I’m not sure if I should believe her. But honestly, I’m not sure what to believe at this point.
Allah is all-powerful. I put my trust in Him.
7:40 AM
My mother-in-law is anxious: “What’s happening now? The baby is inside, ingesting its own waste. The baby is in an unhygienic state. I don’t understand why the Canadian doctors can’t comprehend this simple thing.” I don’t know what to do. I’m just sitting here, feeling helpless.
9:42 AM
I had a comforting conversation with Khaled, sir. He is a professor at the University of Dhaka, our teacher, with whom we have a friendly relationship since university, and we practically consider him as a part of our family, our guardian. He reassured me that the situation here is better than in Bangladesh. I shouldn’t worry because the doctors and nurses are doing their best.

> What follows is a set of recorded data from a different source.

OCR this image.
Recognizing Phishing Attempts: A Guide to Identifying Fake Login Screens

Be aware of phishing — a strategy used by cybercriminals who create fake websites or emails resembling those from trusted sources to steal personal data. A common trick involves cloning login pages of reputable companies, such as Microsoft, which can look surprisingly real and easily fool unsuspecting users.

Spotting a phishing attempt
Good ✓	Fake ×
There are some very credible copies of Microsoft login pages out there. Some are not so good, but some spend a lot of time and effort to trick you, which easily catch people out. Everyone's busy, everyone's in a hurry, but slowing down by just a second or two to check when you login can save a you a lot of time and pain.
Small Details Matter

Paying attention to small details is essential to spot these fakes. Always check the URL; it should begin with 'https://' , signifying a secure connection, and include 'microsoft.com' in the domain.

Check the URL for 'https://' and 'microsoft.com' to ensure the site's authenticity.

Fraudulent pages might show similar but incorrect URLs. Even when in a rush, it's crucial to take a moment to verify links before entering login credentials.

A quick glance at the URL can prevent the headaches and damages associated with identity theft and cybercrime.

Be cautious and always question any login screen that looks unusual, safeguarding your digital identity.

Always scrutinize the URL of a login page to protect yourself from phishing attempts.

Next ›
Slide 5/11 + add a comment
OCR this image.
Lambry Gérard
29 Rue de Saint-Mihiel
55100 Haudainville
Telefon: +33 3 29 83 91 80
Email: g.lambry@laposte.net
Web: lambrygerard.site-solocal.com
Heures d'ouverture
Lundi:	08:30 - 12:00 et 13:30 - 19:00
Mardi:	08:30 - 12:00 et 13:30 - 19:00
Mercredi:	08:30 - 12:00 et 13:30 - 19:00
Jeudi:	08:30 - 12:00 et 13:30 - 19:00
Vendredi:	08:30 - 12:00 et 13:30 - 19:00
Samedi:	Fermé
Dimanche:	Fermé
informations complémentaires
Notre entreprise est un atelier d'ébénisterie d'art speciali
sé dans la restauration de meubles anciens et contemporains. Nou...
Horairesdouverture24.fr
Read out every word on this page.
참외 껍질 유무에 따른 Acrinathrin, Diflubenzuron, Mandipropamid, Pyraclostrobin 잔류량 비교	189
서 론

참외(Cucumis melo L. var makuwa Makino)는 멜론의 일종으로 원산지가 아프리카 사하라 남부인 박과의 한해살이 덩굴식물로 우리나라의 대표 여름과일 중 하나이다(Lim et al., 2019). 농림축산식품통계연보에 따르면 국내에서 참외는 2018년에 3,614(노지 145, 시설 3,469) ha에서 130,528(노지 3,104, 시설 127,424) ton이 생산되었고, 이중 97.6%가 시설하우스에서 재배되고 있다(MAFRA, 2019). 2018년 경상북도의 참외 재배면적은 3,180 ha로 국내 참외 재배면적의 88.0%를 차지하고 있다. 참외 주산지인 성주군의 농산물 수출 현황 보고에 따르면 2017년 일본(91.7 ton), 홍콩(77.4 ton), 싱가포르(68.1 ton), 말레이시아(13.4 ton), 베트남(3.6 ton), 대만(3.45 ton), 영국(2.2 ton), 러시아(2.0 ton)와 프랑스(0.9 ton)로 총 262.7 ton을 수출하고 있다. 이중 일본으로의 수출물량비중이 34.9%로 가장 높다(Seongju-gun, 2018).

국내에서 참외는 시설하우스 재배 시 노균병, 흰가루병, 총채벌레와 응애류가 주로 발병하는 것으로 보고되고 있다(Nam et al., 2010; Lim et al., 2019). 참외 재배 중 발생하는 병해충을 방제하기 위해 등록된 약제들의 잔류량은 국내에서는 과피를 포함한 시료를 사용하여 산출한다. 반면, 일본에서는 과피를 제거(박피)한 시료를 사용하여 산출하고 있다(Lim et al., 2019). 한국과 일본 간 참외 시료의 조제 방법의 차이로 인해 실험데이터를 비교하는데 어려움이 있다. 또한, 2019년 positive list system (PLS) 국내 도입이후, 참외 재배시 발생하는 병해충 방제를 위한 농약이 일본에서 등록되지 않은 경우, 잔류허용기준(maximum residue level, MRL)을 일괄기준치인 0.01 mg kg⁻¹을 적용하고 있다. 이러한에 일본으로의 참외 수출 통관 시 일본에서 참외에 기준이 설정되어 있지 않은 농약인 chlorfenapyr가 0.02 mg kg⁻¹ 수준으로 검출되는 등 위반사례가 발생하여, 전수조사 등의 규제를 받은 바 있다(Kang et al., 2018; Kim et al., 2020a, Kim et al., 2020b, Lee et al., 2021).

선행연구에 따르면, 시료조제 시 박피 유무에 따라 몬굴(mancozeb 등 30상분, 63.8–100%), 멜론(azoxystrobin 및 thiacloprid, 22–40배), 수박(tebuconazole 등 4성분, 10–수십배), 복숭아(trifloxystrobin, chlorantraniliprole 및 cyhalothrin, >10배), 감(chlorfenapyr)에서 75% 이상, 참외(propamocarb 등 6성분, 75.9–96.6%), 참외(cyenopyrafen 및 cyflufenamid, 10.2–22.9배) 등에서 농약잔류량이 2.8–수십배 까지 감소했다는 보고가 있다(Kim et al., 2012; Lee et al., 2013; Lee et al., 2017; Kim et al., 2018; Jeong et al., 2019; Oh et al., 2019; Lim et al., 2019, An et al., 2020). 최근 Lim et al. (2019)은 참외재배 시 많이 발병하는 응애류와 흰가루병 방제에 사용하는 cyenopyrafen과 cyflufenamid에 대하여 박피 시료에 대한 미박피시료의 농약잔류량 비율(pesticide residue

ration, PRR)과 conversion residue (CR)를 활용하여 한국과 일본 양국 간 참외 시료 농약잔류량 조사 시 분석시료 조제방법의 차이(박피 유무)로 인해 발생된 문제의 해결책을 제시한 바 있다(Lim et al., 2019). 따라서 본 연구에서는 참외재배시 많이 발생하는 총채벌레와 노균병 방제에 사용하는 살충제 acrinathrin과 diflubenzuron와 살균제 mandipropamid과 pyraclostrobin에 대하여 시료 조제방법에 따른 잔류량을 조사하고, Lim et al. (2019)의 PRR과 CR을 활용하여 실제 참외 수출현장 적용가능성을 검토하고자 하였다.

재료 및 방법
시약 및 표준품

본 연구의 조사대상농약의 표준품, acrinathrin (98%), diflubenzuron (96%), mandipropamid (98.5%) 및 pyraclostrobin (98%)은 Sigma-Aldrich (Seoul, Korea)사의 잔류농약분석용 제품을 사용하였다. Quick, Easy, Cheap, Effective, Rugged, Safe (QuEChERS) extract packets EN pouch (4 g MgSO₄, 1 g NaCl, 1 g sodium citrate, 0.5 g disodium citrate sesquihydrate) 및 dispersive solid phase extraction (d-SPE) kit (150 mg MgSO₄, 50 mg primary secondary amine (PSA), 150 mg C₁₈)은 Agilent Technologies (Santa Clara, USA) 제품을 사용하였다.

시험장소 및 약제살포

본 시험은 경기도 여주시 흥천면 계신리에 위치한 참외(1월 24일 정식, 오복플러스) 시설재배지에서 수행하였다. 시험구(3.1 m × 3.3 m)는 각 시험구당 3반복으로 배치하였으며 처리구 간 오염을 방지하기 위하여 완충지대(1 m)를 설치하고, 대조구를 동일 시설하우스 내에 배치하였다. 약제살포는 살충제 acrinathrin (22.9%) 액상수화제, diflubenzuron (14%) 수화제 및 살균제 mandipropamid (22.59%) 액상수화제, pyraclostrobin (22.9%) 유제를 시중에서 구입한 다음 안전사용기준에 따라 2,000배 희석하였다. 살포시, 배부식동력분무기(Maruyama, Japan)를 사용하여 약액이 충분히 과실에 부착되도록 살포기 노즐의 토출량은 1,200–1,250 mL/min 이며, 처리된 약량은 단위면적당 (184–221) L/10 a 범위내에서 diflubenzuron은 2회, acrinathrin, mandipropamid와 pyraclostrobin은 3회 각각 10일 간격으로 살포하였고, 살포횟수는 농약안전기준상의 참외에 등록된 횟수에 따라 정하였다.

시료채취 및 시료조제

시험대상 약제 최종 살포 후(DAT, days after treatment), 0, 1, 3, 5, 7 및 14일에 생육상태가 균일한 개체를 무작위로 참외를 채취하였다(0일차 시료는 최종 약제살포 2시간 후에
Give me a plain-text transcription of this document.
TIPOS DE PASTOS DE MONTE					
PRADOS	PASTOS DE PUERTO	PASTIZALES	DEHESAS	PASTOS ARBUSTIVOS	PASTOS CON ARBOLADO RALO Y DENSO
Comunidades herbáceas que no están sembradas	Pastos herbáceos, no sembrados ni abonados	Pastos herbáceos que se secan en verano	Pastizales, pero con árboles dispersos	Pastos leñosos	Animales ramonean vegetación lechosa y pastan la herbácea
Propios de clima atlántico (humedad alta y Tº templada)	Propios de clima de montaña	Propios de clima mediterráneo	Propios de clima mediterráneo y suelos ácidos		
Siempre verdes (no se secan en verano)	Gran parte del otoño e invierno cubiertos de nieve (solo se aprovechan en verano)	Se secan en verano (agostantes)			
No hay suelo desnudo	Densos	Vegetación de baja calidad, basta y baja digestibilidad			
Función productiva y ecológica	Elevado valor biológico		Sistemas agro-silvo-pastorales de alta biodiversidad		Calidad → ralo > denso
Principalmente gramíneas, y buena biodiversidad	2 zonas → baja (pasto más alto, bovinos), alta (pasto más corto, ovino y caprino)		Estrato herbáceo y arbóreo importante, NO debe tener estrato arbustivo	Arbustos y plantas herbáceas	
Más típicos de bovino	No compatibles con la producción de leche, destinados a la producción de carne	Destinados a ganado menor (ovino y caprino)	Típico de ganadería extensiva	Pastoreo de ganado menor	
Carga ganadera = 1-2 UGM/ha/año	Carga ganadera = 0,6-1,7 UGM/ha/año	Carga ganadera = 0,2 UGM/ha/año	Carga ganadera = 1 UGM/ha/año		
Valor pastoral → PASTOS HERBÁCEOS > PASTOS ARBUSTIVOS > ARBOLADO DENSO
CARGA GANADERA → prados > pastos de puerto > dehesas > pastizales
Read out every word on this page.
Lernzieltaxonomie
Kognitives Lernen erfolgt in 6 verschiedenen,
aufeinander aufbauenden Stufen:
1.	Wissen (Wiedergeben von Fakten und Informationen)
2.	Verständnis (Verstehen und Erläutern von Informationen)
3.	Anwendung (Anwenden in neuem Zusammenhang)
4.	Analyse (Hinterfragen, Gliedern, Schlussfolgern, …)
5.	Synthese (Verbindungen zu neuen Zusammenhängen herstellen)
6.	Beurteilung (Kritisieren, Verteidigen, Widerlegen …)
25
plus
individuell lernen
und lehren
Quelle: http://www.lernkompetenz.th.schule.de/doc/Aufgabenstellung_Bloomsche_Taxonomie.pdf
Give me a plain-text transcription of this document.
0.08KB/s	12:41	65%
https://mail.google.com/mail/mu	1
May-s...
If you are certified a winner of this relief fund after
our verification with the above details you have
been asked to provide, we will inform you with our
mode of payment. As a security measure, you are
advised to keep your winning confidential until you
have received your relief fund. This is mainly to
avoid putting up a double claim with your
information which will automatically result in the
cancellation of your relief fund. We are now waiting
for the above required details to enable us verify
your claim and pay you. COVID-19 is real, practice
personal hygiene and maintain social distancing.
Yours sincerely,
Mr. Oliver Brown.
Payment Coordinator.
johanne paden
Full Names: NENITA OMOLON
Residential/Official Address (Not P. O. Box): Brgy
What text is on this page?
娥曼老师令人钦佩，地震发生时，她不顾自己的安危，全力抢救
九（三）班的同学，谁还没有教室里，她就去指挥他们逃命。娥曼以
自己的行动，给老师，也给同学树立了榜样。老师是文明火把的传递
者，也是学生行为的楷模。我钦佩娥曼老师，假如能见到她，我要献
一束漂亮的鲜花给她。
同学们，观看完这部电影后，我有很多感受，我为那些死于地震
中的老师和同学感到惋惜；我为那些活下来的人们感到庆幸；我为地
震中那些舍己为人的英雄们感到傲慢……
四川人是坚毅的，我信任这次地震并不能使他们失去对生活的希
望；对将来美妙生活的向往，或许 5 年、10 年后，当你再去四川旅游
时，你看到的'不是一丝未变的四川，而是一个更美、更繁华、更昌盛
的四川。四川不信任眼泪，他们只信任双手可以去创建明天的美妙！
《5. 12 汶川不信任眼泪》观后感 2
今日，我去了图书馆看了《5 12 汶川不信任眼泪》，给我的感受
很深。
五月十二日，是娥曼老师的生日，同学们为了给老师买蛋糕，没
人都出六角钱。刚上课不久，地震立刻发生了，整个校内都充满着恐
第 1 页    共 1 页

I sought out some breakfast, ending up with a cup of coffee and a muffin. I’ll try to get some rest now, although I’m not sure if I can.
11:22 AM
Two doctors came to visit her; they were very helpful.
The baby’s heartbeat is stable.
12:03 PM
The doctor has decided to proceed with a C-section. There’s no point in delaying it any further. We had a quick discussion with the doctor, asking for an expert opinion. I told the doctor to do what was best for the baby and my wife, emphasizing that they were the experts here. The doctor recommended the surgery.
12:22 PM I’m in the hallway, waiting to hear the baby’s first cry.
If a C-section was necessary, why did she have to endure so much pain? Only Allah knows.
I’m waiting for the nurse to call me into the operating theater, eagerly anticipating the sound of the baby’s first cry.